On 11/27/2011 12:33 PM, Jacob Carlborg wrote:
On 2011-11-27 02:13, Timon Gehr wrote:
On 11/27/2011 02:03 AM, Andrei Alexandrescu wrote:
On 11/26/11 6:40 PM, Kapps wrote:
One of the great things about D is the ability to do so much work at
compile-time, including static verification. An example is the
amount of
constraints available for templates, static ifs, etc. But at some
point,
it starts getting very problematic to just figure out what something
does, and what something can do. An example for this, is ranges. They
can be very confusing, and you don't know what they can do without
actually going and looking up the exact definition of them. Even then,
you have to know that the templated type a function expects is a range.
Again, very confusing, and arguably messy. Finally, even now that you
know what methods you can call on this mysterious type T, and you see
that there's a clause isInputRange!(T) on the method, your IDE still
has
no clue about any of these things making it impossible to have
semi-decent code completion for that type.
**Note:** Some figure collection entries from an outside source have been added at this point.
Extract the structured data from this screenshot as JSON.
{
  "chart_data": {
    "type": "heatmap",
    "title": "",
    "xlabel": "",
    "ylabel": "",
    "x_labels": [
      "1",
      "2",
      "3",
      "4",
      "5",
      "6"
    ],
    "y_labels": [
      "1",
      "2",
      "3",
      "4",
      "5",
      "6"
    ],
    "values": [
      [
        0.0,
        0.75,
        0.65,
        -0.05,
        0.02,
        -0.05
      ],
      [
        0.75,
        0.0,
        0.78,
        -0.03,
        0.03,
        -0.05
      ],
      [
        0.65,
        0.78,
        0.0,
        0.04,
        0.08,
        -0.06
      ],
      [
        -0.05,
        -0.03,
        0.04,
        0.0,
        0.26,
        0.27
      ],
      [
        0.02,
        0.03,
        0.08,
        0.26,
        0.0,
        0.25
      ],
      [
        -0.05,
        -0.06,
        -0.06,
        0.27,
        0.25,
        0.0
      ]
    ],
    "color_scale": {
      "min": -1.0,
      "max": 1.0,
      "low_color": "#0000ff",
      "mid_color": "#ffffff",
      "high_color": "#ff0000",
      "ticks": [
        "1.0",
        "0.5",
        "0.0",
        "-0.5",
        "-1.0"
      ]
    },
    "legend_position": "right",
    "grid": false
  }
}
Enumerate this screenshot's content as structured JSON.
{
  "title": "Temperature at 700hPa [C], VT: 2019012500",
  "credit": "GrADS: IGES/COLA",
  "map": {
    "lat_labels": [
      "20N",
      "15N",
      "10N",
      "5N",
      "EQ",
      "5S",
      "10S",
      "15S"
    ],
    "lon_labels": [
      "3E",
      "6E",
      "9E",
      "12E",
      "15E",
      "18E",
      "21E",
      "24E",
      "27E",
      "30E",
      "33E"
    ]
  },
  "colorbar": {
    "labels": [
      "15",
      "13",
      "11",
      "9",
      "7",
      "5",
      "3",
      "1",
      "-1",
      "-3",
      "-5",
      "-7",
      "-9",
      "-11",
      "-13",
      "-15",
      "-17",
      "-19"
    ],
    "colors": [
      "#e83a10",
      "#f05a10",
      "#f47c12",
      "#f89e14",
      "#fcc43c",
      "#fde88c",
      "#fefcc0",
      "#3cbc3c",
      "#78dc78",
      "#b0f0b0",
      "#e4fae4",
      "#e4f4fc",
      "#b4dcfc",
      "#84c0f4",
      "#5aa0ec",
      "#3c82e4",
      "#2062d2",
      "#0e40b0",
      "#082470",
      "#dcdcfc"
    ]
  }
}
Which brings in, compile-time interfaces. It seems like a natural thing
to include when you have the above tools. Instead of having a method
such as:
auto DoSomething(T)(T Data) if(isInputRange!(T)) { }
You could simply do:
auto DoSomething(Range Data) { }
where Range is defined as:
enum interface Range {
void popFront() const;
@property bool empty() const;
@property auto front();
}

What's "auto" here? This thing alone pretty much destroys the idea;
we've considered it very seriously.

Andrei


I would solve that similar to this:

enum interface Range {
private alias T; // could also use 'static' instead of 'private' :o)
void popFront();
@property bool empty() const;
@property T front();
}

Where "T" does not actually contribute to the imposed interface.

Then what would "T" be?

Any symbol. It is determined by deduction.

Seems to me it needs to look something like this:

enum interface Range (T)
{
void popFront();
@property bool empty() const;
@property T front();
}


That is an overly restrictive interface because the element type is fixed.